Griff is so moody lately. He's acting like a teenaged girl with PMS; he has a hair-trigger temper, yells at us and his brothers, argues with us frequently, bursts into tears just as frequently.
The arguments are crazy. One evening, he wasn't happy with being asked to bathe, so he kept seeking out the other parent to argue his case to them, back and forth. Just. Freaking. Get. In. The. Shower!!!! He gets really stubborn lately, insisting that HE knows the right information and that WE do not know...even though he's totally wrong. I don't want to get bogged down in debate, but it seems almost impossible to avoid it with him right now. He seems really hell-bent on doing exactly what he wants all the time, and if he's told it's not something we're willing to support (like having ice cream right that minute, no waiting) or if we try to encourage him to compromise for the sake of having harmony (like not running in circles around the basement and getting in the way of his brother, who was already riding his bike there), he either pouts or very defiantly does the thing he wanted to do.

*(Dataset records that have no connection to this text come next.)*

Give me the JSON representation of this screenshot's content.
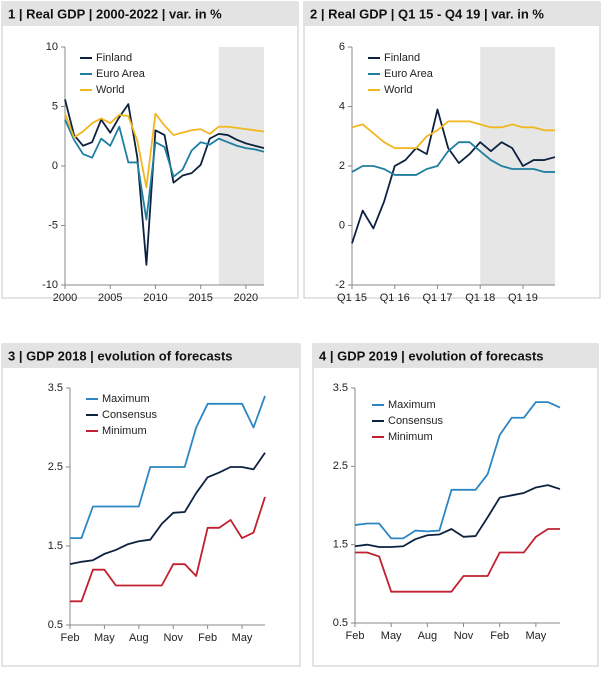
{
  "chart_data": [
    {
      "type": "line",
      "title": "1 | Real GDP | 2000-2022 | var. in %",
      "x": [
        2000,
        2001,
        2002,
        2003,
        2004,
        2005,
        2006,
        2007,
        2008,
        2009,
        2010,
        2011,
        2012,
        2013,
        2014,
        2015,
        2016,
        2017,
        2018,
        2019,
        2020,
        2021,
        2022
      ],
      "xlim": [
        2000,
        2022
      ],
      "xticks": [
        2000,
        2005,
        2010,
        2015,
        2020
      ],
      "ylim": [
        -10,
        10
      ],
      "yticks": [
        -10,
        -5,
        0,
        5,
        10
      ],
      "shaded_xlim": [
        2017,
        2022
      ],
      "shade_color": "#e6e6e6",
      "series": [
        {
          "name": "Finland",
          "color": "#0d2240",
          "values": [
            5.6,
            2.6,
            1.7,
            2.0,
            3.9,
            2.8,
            4.1,
            5.2,
            0.7,
            -8.3,
            3.0,
            2.6,
            -1.4,
            -0.8,
            -0.6,
            0.1,
            2.3,
            2.7,
            2.6,
            2.2,
            1.9,
            1.7,
            1.5
          ]
        },
        {
          "name": "Euro Area",
          "color": "#1f7fa0",
          "values": [
            3.9,
            2.2,
            1.0,
            0.7,
            2.3,
            1.7,
            3.3,
            0.3,
            0.3,
            -4.5,
            2.0,
            1.6,
            -0.9,
            -0.3,
            1.3,
            2.0,
            1.8,
            2.3,
            2.0,
            1.7,
            1.5,
            1.4,
            1.2
          ]
        },
        {
          "name": "World",
          "color": "#f2b61f",
          "values": [
            4.4,
            2.4,
            2.9,
            3.6,
            4.0,
            3.6,
            4.3,
            4.2,
            2.1,
            -1.8,
            4.4,
            3.4,
            2.6,
            2.8,
            3.0,
            3.1,
            2.7,
            3.3,
            3.3,
            3.2,
            3.1,
            3.0,
            2.9
          ]
        }
      ]
    },
    {
      "type": "line",
      "title": "2 | Real GDP | Q1 15 - Q4 19 | var. in %",
      "categories": [
        "Q1 15",
        null,
        null,
        null,
        "Q1 16",
        null,
        null,
        null,
        "Q1 17",
        null,
        null,
        null,
        "Q1 18",
        null,
        null,
        null,
        "Q1 19",
        null,
        null,
        null
      ],
      "ylim": [
        -2,
        6
      ],
      "yticks": [
        -2,
        0,
        2,
        4,
        6
      ],
      "shaded_categories": [
        12,
        19
      ],
      "shade_color": "#e6e6e6",
      "series": [
        {
          "name": "Finland",
          "color": "#0d2240",
          "values": [
            -0.6,
            0.5,
            -0.1,
            0.8,
            2.0,
            2.2,
            2.6,
            2.4,
            3.9,
            2.6,
            2.1,
            2.4,
            2.8,
            2.5,
            2.8,
            2.6,
            2.0,
            2.2,
            2.2,
            2.3
          ]
        },
        {
          "name": "Euro Area",
          "color": "#1f7fa0",
          "values": [
            1.8,
            2.0,
            2.0,
            1.9,
            1.7,
            1.7,
            1.7,
            1.9,
            2.0,
            2.5,
            2.8,
            2.8,
            2.5,
            2.2,
            2.0,
            1.9,
            1.9,
            1.9,
            1.8,
            1.8
          ]
        },
        {
          "name": "World",
          "color": "#f2b61f",
          "values": [
            3.3,
            3.4,
            3.1,
            2.8,
            2.6,
            2.6,
            2.6,
            3.0,
            3.2,
            3.5,
            3.5,
            3.5,
            3.4,
            3.3,
            3.3,
            3.4,
            3.3,
            3.3,
            3.2,
            3.2
          ]
        }
      ]
    },
    {
      "type": "line",
      "title": "3 | GDP 2018 | evolution of forecasts",
      "categories": [
        "Feb",
        null,
        null,
        "May",
        null,
        null,
        "Aug",
        null,
        null,
        "Nov",
        null,
        null,
        "Feb",
        null,
        null,
        "May",
        null,
        null
      ],
      "ylim": [
        0.5,
        3.5
      ],
      "yticks": [
        0.5,
        1.5,
        2.5,
        3.5
      ],
      "series": [
        {
          "name": "Maximum",
          "color": "#2d86c4",
          "values": [
            1.6,
            1.6,
            2.0,
            2.0,
            2.0,
            2.0,
            2.0,
            2.5,
            2.5,
            2.5,
            2.5,
            3.0,
            3.3,
            3.3,
            3.3,
            3.3,
            3.0,
            3.4
          ]
        },
        {
          "name": "Consensus",
          "color": "#0d2240",
          "values": [
            1.27,
            1.3,
            1.32,
            1.4,
            1.45,
            1.52,
            1.56,
            1.58,
            1.78,
            1.92,
            1.93,
            2.17,
            2.37,
            2.43,
            2.5,
            2.5,
            2.47,
            2.68
          ]
        },
        {
          "name": "Minimum",
          "color": "#c0202f",
          "values": [
            0.8,
            0.8,
            1.2,
            1.2,
            1.0,
            1.0,
            1.0,
            1.0,
            1.0,
            1.27,
            1.27,
            1.12,
            1.73,
            1.73,
            1.83,
            1.6,
            1.67,
            2.12
          ]
        }
      ]
    },
    {
      "type": "line",
      "title": "4 | GDP 2019 | evolution of forecasts",
      "categories": [
        "Feb",
        null,
        null,
        "May",
        null,
        null,
        "Aug",
        null,
        null,
        "Nov",
        null,
        null,
        "Feb",
        null,
        null,
        "May",
        null,
        null
      ],
      "ylim": [
        0.5,
        3.5
      ],
      "yticks": [
        0.5,
        1.5,
        2.5,
        3.5
      ],
      "series": [
        {
          "name": "Maximum",
          "color": "#2d86c4",
          "values": [
            1.75,
            1.77,
            1.77,
            1.58,
            1.58,
            1.68,
            1.67,
            1.68,
            2.2,
            2.2,
            2.2,
            2.4,
            2.9,
            3.12,
            3.12,
            3.32,
            3.32,
            3.25
          ]
        },
        {
          "name": "Consensus",
          "color": "#0d2240",
          "values": [
            1.48,
            1.5,
            1.47,
            1.47,
            1.48,
            1.57,
            1.62,
            1.63,
            1.7,
            1.6,
            1.61,
            1.85,
            2.1,
            2.13,
            2.16,
            2.23,
            2.26,
            2.21
          ]
        },
        {
          "name": "Minimum",
          "color": "#c0202f",
          "values": [
            1.4,
            1.4,
            1.35,
            0.9,
            0.9,
            0.9,
            0.9,
            0.9,
            0.9,
            1.1,
            1.1,
            1.1,
            1.4,
            1.4,
            1.4,
            1.6,
            1.7,
            1.7
          ]
        }
      ]
    }
  ]
}
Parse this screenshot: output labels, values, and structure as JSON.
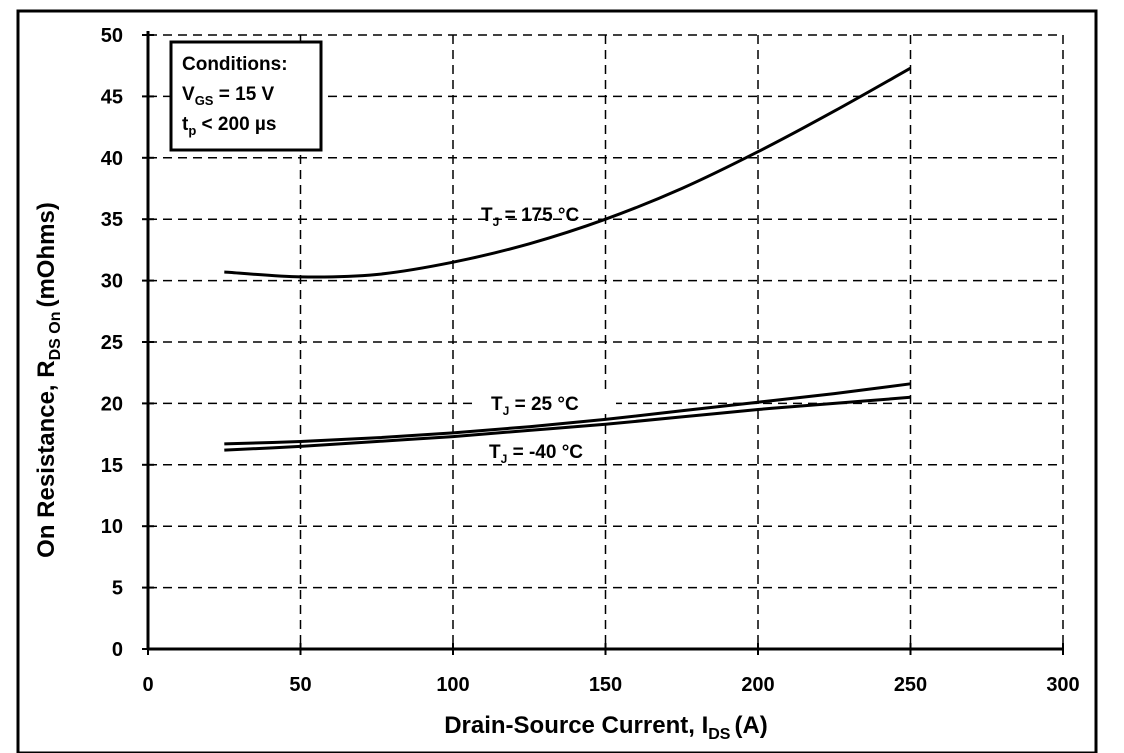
{
  "chart_data": {
    "type": "line",
    "title": "",
    "xlabel": "Drain-Source Current, I",
    "xlabel_sub": "DS",
    "xlabel_unit": "(A)",
    "ylabel": "On Resistance, R",
    "ylabel_sub": "DS On",
    "ylabel_unit": "(mOhms)",
    "xlim": [
      0,
      300
    ],
    "ylim": [
      0,
      50
    ],
    "x_ticks": [
      0,
      50,
      100,
      150,
      200,
      250,
      300
    ],
    "y_ticks": [
      0,
      5,
      10,
      15,
      20,
      25,
      30,
      35,
      40,
      45,
      50
    ],
    "grid": true,
    "legend_position": "top-left",
    "legend": {
      "title": "Conditions:",
      "line1_prefix": "V",
      "line1_sub": "GS",
      "line1_value": " = 15 V",
      "line2_prefix": "t",
      "line2_sub": "p",
      "line2_value": " < 200 µs"
    },
    "series": [
      {
        "label_prefix": "T",
        "label_sub": "J",
        "label_value": " = 175 °C",
        "x": [
          25,
          50,
          75,
          100,
          125,
          150,
          175,
          200,
          225,
          250
        ],
        "y": [
          30.7,
          30.3,
          30.5,
          31.5,
          33.0,
          35.0,
          37.5,
          40.5,
          43.8,
          47.3
        ]
      },
      {
        "label_prefix": "T",
        "label_sub": "J",
        "label_value": " = 25 °C",
        "x": [
          25,
          50,
          75,
          100,
          125,
          150,
          175,
          200,
          225,
          250
        ],
        "y": [
          16.7,
          16.9,
          17.2,
          17.6,
          18.1,
          18.7,
          19.4,
          20.1,
          20.8,
          21.6
        ]
      },
      {
        "label_prefix": "T",
        "label_sub": "J",
        "label_value": " = -40 °C",
        "x": [
          25,
          50,
          75,
          100,
          125,
          150,
          175,
          200,
          225,
          250
        ],
        "y": [
          16.2,
          16.5,
          16.9,
          17.3,
          17.8,
          18.3,
          18.9,
          19.5,
          20.0,
          20.5
        ]
      }
    ]
  }
}
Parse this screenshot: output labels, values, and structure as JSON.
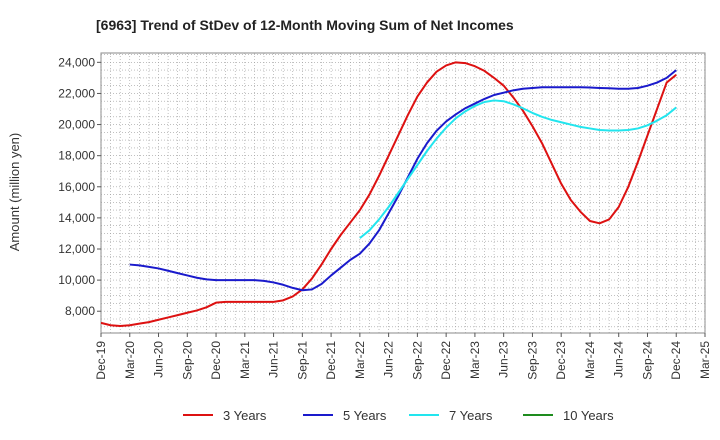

He's really not much of a "team player" in the family at the moment, which is frustrating because he's usually not like this.
The tears often take me completely by surprise. One day he found a couple of dead beetles in a corner of the basement and burst into tears. He was heartbroken that these beetles, which appeared to him to be babies, didn't get to live their lives.
At other times he's totally, almost annoyingly helpful or lovey-dovey. The intensity of all of these emotions and the pendulum effect of them is what reminds me of bad PMS. I'm wondering if we're gearing up for a BIG growth spurt. Or is this just part of being seven? Or both?
I'm not sure how to wade through this. He's often a really unpleasant person to be around, in a nagging kind of way. We've gotten more bossy with him because he doesn't seem to respond to nice requests or logical explanations any more - I have to be really firm in a very different way than I am with his younger brothers. It doesn't feel good but I don't know what else to do. I know it's all normal, but that doesn't tell me much about how best to respond. I feel like I keep getting into situations where we're pitting our wills against each other and I'm unwilling to budge on some things, so he sulks and cries and argues, and if he refuses to do something I feel like we have to yell at him and/or threaten something (like an earlier bedtime or taking away screen time) to get results. That kind of rule by demonstration of power over him is not how I want to live, but maybe it's just how things have to be with an older child? I don't know, gentle discipline in the older childhood years is totally foreign to me, and most parenting websites and books are focused on early childhood.
I knew today would be rocky; everybody went to bed late last night, which would mean overtired, moody kids today. Sure enough, a small thing turned into a big meltdown, and Griff glared and sulked and broadcast his anger loud and clear for me to receive. I eventually asked him if he'd like to paint with me, and suggested we paint "mad". What color is mad? He said black, I suggested red, too. We both added purple to our palettes. By the time we dipped brushes in paint, nobody was angry any more, although we did our best to make strokes that looked angry to us.
Griff borrowed my camera, reassuring me that he would wear the strap around his neck, and documented our work. His contribution for the day is his favorite image, cropped and enhanced. He's becoming handy with PhotoShop. Anger has Xs and slashes, muddied blacks and purples and reds mixed together, sharp spots and broken hearts.
Isn't it interesting that we often use the same colors for love?
(Fittingly, Griff himself put this word in the hat on day 1 of our challenge.)